Per trovare il suo Stefan, Perišić ha setacciato il Paese. “Abbiamo incontrato quasi 2.000 ragazzi, ma non riuscivo a trovare quello giusto. Stavo diventando disperato”, ricorda. Nella sceneggiatura originale, Stefan, come Perišić, giocava a pallanuoto, e il regista decise di fare un sopralluogo in alcuni club di pallanuoto di Belgrado.

“Siamo arrivati in un club, il Red Star, e l’allenatore ha chiamato tutti i ragazzi, che si sono avvicinati al bordo della piscina, il che è stato veramente bello, sembravano dei pesciolini”, racconta Perišić. “Ho tirato fuori il mio telefono per scattare una foto. Tutti i bambini guardavano l’allenatore, tranne uno. Guardava dritto verso di me. Ho detto ai miei assistenti: ‘Vediamo quel ragazzo’. Era Jovan”.

Perišić ha trascorso nove mesi a provare con l’attore esordiente prima di iniziare le riprese. “Non è stata una vera e propria prova. Non gli ho fatto leggere il copione. Gli facevo solo delle domande, come ‘cosa fai quando litighi con tua madre?’, e lo riprendevo”, racconta. “Quando siamo arrivati a girare, ho filmato in ordine, cronologicamente, e ho trattato il materiale come se stessi girando un documentario. Se gli attori facevano qualcosa di diverso da quello che c’era scritto nel copione, che portava le cose in una direzione diversa, cambiavo il copione. È per questo che amo lavorare con i non attori: ti rende umile. Scopri la storia insieme a loro”.

L’approccio documentaristico si è esteso alle location e alla scenografia.

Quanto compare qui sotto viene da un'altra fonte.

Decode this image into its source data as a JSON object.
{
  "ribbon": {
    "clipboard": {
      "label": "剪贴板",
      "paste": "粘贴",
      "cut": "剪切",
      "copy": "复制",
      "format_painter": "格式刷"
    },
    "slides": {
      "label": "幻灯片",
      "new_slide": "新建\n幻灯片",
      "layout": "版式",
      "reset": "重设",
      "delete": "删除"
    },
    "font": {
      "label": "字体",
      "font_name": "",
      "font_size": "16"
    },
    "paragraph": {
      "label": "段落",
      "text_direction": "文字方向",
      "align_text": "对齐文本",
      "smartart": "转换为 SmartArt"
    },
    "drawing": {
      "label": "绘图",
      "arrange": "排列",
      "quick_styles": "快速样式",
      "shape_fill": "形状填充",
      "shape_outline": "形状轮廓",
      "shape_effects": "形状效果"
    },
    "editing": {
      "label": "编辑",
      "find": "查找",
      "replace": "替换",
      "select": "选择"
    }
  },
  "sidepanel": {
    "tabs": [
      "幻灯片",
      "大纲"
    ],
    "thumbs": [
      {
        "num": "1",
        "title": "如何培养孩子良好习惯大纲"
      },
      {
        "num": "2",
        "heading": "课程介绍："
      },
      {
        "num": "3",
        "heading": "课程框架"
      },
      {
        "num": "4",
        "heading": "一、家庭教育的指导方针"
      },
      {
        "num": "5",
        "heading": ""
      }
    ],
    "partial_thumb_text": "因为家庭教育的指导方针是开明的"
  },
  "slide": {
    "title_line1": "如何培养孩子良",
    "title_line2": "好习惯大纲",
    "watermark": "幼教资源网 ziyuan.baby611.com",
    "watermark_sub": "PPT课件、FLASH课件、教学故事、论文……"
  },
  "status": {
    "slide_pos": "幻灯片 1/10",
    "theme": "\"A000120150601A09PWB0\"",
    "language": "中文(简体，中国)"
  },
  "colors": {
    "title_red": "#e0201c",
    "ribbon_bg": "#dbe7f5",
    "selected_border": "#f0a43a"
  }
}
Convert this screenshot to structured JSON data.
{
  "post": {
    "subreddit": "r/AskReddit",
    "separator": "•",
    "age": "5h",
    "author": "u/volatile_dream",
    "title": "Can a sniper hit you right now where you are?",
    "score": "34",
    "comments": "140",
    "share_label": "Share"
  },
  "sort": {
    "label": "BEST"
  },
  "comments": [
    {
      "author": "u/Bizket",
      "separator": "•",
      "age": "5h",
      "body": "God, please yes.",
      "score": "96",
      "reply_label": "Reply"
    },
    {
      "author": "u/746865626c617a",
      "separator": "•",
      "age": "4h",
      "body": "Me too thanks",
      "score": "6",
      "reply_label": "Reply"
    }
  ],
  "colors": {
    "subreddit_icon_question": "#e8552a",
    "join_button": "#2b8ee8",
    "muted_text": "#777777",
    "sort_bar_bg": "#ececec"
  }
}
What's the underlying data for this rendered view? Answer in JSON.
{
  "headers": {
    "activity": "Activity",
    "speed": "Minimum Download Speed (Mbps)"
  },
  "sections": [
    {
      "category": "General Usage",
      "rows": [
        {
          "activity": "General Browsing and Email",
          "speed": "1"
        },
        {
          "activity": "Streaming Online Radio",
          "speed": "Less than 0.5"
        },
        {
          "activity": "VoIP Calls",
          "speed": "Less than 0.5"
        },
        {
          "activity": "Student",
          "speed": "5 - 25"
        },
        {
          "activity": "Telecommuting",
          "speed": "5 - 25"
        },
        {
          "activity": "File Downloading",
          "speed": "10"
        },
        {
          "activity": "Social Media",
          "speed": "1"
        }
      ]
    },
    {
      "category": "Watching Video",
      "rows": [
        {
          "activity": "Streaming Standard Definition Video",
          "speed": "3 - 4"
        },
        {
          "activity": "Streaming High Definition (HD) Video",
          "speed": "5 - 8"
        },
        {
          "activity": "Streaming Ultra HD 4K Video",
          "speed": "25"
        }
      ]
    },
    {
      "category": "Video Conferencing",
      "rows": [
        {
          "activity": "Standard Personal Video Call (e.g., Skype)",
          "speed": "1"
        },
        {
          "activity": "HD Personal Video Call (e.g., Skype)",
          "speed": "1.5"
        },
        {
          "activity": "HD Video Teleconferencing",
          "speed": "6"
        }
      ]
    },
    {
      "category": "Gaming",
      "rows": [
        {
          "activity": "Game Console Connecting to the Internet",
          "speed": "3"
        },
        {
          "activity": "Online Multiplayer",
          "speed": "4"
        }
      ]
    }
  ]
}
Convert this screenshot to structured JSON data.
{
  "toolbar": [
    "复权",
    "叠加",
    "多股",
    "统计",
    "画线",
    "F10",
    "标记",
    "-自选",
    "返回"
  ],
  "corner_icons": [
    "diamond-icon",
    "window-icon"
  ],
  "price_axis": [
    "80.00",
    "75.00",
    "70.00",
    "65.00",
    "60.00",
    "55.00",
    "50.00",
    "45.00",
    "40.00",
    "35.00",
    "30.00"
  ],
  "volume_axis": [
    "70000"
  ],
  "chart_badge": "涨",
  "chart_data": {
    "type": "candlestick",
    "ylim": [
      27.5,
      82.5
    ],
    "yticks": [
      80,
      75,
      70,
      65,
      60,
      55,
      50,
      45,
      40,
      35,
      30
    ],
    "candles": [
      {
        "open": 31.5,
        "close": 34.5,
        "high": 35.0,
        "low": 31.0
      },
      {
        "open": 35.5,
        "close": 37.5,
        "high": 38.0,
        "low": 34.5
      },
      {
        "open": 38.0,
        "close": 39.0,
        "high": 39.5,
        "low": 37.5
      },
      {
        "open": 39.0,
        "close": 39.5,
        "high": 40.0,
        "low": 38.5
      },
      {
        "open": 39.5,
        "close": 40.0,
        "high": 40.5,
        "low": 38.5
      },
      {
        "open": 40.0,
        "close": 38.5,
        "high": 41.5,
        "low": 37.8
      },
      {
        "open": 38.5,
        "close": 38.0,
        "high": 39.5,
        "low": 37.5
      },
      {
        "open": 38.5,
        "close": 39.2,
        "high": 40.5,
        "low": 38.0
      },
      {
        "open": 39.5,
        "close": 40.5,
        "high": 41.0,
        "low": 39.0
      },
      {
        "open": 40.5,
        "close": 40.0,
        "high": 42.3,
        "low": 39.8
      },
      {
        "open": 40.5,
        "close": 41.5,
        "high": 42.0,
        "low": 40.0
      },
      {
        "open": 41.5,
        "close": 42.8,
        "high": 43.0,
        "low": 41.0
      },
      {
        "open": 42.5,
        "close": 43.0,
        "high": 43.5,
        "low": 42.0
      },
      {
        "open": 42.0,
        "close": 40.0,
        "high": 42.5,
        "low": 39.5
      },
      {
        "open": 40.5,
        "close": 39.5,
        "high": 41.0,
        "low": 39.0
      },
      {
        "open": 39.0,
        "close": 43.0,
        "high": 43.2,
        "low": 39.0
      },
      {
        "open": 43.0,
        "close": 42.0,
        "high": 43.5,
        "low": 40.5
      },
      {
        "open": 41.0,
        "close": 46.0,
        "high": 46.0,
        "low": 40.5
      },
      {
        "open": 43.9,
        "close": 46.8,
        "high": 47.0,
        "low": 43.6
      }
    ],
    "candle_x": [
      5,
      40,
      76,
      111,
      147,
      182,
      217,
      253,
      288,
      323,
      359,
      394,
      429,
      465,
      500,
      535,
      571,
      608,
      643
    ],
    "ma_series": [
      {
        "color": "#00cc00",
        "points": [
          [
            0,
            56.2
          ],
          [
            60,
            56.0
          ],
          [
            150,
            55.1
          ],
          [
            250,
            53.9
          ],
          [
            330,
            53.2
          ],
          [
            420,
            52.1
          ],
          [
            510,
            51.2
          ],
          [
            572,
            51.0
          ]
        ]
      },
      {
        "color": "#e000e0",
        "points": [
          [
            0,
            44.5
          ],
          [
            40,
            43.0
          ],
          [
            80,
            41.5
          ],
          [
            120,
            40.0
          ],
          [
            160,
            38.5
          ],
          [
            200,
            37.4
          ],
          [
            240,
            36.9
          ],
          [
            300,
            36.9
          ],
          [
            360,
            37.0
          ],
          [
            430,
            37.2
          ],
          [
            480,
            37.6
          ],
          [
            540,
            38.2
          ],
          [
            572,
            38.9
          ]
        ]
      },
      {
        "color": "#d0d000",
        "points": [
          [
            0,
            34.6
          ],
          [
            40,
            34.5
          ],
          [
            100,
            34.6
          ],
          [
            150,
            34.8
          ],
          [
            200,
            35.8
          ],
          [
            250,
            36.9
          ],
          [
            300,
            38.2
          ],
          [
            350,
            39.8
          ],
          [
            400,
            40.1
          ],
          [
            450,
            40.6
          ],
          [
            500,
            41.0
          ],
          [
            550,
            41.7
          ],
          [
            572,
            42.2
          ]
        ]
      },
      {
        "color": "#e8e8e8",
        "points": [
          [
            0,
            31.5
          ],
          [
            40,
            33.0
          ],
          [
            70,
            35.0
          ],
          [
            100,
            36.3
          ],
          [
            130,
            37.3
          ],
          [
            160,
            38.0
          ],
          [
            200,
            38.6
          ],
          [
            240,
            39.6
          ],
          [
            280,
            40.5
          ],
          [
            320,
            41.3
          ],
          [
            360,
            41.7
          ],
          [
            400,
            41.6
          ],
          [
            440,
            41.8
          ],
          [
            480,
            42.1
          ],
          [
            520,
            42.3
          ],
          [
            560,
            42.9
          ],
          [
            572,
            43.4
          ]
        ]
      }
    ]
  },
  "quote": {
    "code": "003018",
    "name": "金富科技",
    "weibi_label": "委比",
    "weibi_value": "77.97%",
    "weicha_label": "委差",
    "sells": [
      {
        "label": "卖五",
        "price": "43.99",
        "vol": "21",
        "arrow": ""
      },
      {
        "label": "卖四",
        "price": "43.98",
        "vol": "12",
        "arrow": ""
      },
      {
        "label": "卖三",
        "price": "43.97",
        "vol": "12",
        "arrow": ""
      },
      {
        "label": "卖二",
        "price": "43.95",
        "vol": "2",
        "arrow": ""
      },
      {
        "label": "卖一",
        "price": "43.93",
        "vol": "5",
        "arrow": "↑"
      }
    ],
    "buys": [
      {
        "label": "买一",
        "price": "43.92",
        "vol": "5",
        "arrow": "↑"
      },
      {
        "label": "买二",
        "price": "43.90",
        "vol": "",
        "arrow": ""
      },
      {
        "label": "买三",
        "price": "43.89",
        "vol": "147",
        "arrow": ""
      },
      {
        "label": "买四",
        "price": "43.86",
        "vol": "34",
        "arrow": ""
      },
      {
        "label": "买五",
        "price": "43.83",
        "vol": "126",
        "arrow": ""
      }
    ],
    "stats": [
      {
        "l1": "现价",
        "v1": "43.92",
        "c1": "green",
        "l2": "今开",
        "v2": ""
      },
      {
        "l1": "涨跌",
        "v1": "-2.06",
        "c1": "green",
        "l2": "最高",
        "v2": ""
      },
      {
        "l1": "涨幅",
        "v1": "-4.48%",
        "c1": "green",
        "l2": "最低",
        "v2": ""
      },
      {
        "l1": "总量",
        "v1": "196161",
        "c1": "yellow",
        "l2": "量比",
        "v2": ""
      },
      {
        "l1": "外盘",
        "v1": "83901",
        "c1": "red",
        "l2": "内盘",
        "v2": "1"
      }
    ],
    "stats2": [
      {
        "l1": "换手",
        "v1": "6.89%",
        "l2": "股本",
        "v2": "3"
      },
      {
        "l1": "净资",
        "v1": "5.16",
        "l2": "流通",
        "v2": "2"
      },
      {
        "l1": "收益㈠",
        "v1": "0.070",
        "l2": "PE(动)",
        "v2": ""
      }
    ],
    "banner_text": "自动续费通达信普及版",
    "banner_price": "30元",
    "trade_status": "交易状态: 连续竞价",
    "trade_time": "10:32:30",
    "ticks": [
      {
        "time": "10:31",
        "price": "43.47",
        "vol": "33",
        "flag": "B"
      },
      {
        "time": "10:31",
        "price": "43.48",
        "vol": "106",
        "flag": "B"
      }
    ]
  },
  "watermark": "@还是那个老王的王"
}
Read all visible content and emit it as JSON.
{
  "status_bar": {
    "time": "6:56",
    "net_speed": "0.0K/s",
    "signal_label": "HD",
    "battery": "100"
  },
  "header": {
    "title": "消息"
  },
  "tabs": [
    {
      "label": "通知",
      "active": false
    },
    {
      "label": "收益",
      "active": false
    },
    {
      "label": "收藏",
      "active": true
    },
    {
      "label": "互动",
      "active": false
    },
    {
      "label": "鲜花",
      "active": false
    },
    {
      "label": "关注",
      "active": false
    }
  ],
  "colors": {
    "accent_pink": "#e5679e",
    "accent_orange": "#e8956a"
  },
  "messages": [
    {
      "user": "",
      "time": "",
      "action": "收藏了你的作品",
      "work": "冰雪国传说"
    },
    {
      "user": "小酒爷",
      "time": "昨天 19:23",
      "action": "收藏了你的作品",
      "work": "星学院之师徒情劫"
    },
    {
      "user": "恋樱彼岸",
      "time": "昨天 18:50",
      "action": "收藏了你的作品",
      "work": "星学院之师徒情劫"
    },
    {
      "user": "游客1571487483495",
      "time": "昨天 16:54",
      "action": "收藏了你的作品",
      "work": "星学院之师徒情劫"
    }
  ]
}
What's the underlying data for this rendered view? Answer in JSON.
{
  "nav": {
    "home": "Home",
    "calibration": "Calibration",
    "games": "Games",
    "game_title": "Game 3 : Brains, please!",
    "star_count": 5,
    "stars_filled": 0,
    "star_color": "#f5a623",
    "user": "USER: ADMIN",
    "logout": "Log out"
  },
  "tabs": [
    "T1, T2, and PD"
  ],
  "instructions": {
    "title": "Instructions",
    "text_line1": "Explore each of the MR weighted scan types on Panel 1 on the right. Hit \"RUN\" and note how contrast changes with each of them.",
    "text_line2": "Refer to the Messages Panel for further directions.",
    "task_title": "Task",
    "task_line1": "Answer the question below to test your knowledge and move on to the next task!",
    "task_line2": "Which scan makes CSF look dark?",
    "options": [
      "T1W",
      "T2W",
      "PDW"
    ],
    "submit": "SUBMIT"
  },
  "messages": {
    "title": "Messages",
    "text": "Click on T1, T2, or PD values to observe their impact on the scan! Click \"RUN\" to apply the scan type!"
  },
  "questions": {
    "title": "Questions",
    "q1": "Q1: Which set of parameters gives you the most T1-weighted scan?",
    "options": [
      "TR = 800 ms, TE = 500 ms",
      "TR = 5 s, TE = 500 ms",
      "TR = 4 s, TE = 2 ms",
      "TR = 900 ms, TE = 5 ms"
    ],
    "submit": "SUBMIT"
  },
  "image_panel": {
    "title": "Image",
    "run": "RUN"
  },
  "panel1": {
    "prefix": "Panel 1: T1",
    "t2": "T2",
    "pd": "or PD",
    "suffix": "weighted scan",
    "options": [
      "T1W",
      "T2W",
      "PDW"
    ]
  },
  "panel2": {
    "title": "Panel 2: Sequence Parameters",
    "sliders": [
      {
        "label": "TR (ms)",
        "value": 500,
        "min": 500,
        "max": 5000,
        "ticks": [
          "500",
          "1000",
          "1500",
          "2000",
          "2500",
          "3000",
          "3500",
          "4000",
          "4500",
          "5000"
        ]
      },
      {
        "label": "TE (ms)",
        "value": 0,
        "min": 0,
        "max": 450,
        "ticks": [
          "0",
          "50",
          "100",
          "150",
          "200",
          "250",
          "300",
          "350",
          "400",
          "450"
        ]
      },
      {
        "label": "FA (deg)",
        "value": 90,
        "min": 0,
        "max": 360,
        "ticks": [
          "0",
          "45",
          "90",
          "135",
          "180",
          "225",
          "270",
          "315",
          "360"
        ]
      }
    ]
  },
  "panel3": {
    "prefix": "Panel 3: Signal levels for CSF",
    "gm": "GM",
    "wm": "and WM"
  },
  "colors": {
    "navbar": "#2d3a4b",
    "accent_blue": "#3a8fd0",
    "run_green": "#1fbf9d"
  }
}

Non potendo permettersi costumi o scenografie d’epoca – “non avevo il budget per fare un’epopea storica in stile Visconti, e comunque non mi piacciono molto quei film, hanno un’atmosfera da museo/antichità” – Perišić ha invece trovato strade e appartamenti di Belgrado immutati dalla fine degli anni Novanta.

“È per questo che ho girato così tanto nei cortili”, dice. “Il quartiere in cui ho filmato è cambiato molto, ma solo di facciata. Se si va nei cortili, sembra esattamente lo stesso. Si potrebbe pensare di essere tornati nel 1996”.

Per Marklena, la portavoce politica, Perišić ha scelto l’opposto di un esordiente, scegliendo Jasna Durićić, la star serba meglio conosciuta per il suo ruolo di traduttrice bosniaca che cerca di salvare la sua famiglia dal massacro di Srebrenica nel dramma di Jasmila Zbanic candidato all’Oscar Quo Vadis, Aida?.

“La mia idea con Jasna era che, come politica, il suo personaggio recitasse tutto il tempo”, dice Perišić. “Quindi, anche quando torna a casa e sta con suo figlio e la sua famiglia, questa madre continua a recitare. Ma l’approccio documentaristico era lo stesso. C’è una scena in cui Stefan chiede a sua madre se il governo ha truccato le elezioni. Lei risponde di no. Sta mentendo. E poi si inginocchia davanti a lui. Questo non l’ho mai scritto. È stata scritta direttamente da Jasna. È un genio. Girandolo, mi è sembrato un documentario, come se stessi catturando un momento reale”.

Guardare Lost Country nel 2023, però, può essere un’esperienza inquietante. Con il nazionalismo di estrema destra in aumento in tutta Europa, il film sembra meno un documento del passato e più vicino a una notizia della settimana scorsa.

“La storia ha ovviamente echi di ciò che sta accadendo ora, con le minacce alla democrazia che stiamo vedendo ovunque, non solo con Trump negli Stati Uniti o con Bolsonaro in Brasile, ma con l’ascesa della destra in tutta Europa”, dice Perišić. “Negli anni Novanta, nell’ex Jugoslavia, abbiamo assistito al ritorno del fascismo storico. Ho lasciato Belgrado per la Francia e la cosa che mi piaceva della Francia di allora era che c’era una vera e propria linea rossa rispetto all’estrema destra. Nel discorso pubblico, tra i partiti politici tradizionali e nei media televisivi, l’estrema destra e il fascismo non erano accettabili. A poco a poco, la situazione è cambiata e queste idee stanno tornando a essere mainstream. Il mio film è quindi anche un avvertimento. Queste idee non sono morte e possono tornare – rapidamente e ferocemente”.